How does our tendency to categorize lend itself to stereotyping?

The tendency to classify our experience into categories is a fundamental and universal aspect of human cognition. We create concepts in order to make sense of the endless complexity we encounter in our environment. This is a necessary part of human thought, allowing us to process information efficiently and quickly. If we did not create categories our entire life would be a buzzing mass of confusion. In social categorization, we place people into categories. People also reflexively distinguish members of in-groups (groups of which the subject is a member) from members of out-groups. Furthermore, people tend to evaluate out-groups more negatively than in-groups. In this way, social categories easily lend themselves to stereotypes in general and to negative stereotypes in particular.

How do we reduce social prejudice?

Given our diverse and multi-ethnic world, it is of great importance to understand ways to reduce social prejudice. In the 1950’s, Gordon Allport introduced the inter group-contact hypothesis. In this view, inter-group contact under positive conditions can reduce social prejudice. The necessary conditions include cooperation towards shared goals, equal status between groups, and the support of local authorities and cultural norms. In other words, different groups can come together as part of one overarching group, for example as part of one community or of a common humanity.

Do cross-group friendships reduce social prejudice?

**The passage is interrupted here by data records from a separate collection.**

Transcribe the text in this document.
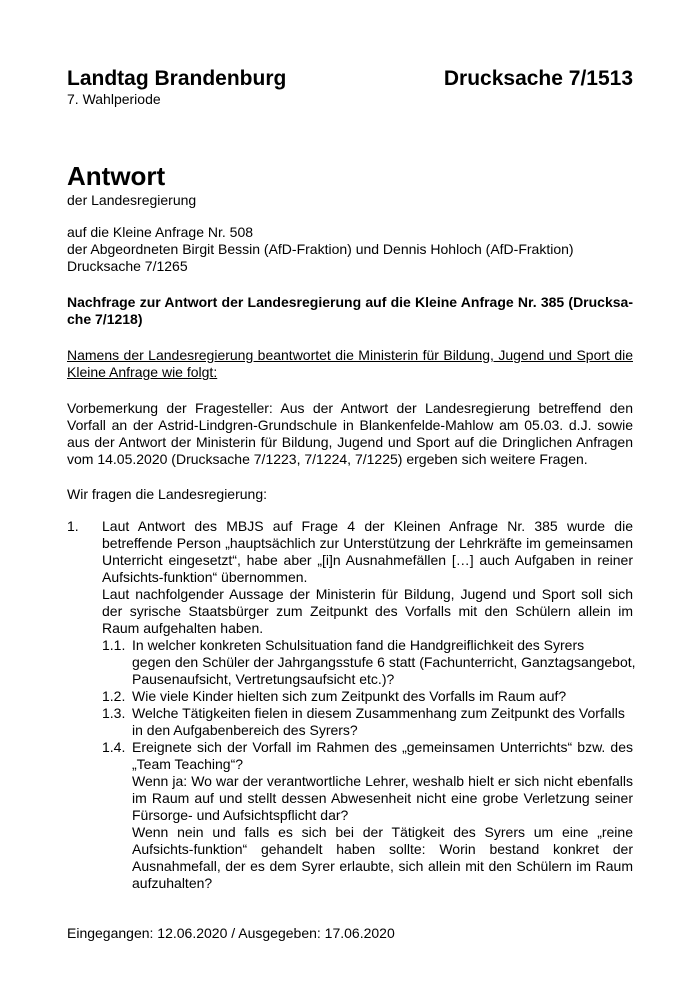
Landtag Brandenburg	Drucksache 7/1513
7. Wahlperiode
Antwort
der Landesregierung
auf die Kleine Anfrage Nr. 508
der Abgeordneten Birgit Bessin (AfD-Fraktion) und Dennis Hohloch (AfD-Fraktion)
Drucksache 7/1265
Nachfrage zur Antwort der Landesregierung auf die Kleine Anfrage Nr. 385 (Drucksa-che 7/1218)
Namens der Landesregierung beantwortet die Ministerin für Bildung, Jugend und Sport die Kleine Anfrage wie folgt:
Vorbemerkung der Fragesteller: Aus der Antwort der Landesregierung betreffend den Vorfall an der Astrid-Lindgren-Grundschule in Blankenfelde-Mahlow am 05.03. d.J. sowie aus der Antwort der Ministerin für Bildung, Jugend und Sport auf die Dringlichen Anfragen vom 14.05.2020 (Drucksache 7/1223, 7/1224, 7/1225) ergeben sich weitere Fragen.
Wir fragen die Landesregierung:
1. Laut Antwort des MBJS auf Frage 4 der Kleinen Anfrage Nr. 385 wurde die betreffende Person „hauptsächlich zur Unterstützung der Lehrkräfte im gemeinsamen Unterricht eingesetzt“, habe aber „[i]n Ausnahmefällen […] auch Aufgaben in reiner Aufsichts-funktion“ übernommen.
Laut nachfolgender Aussage der Ministerin für Bildung, Jugend und Sport soll sich der syrische Staatsbürger zum Zeitpunkt des Vorfalls mit den Schülern allein im Raum aufgehalten haben.
1.1. In welcher konkreten Schulsituation fand die Handgreiflichkeit des Syrers
gegen den Schüler der Jahrgangsstufe 6 statt (Fachunterricht, Ganztagsangebot,
Pausenaufsicht, Vertretungsaufsicht etc.)?
1.2. Wie viele Kinder hielten sich zum Zeitpunkt des Vorfalls im Raum auf?
1.3. Welche Tätigkeiten fielen in diesem Zusammenhang zum Zeitpunkt des Vorfalls
in den Aufgabenbereich des Syrers?
1.4. Ereignete sich der Vorfall im Rahmen des „gemeinsamen Unterrichts“ bzw. des „Team Teaching“?
Wenn ja: Wo war der verantwortliche Lehrer, weshalb hielt er sich nicht ebenfalls im Raum auf und stellt dessen Abwesenheit nicht eine grobe Verletzung seiner Fürsorge- und Aufsichtspflicht dar?
Wenn nein und falls es sich bei der Tätigkeit des Syrers um eine „reine Aufsichts-funktion“ gehandelt haben sollte: Worin bestand konkret der Ausnahmefall, der es dem Syrer erlaubte, sich allein mit den Schülern im Raum aufzuhalten?
Eingegangen: 12.06.2020 / Ausgegeben: 17.06.2020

Positive emotional experiences with members of different groups can also reduce negative stereotypes. Having close friends from different groups is especially effective in this regard. There are several reasons for this. For one, it is nearly impossible to hold onto a simplistic, negative stereotype of someone you know well. Secondly, close friendships and relationships promote identification with the other person and of the groups they belong to. In other words, your relationships with other people become a part of who you are as a person and help in personality development under the present influence. This is referred to as including the other in the self, a notion introduced by Stephen Wright.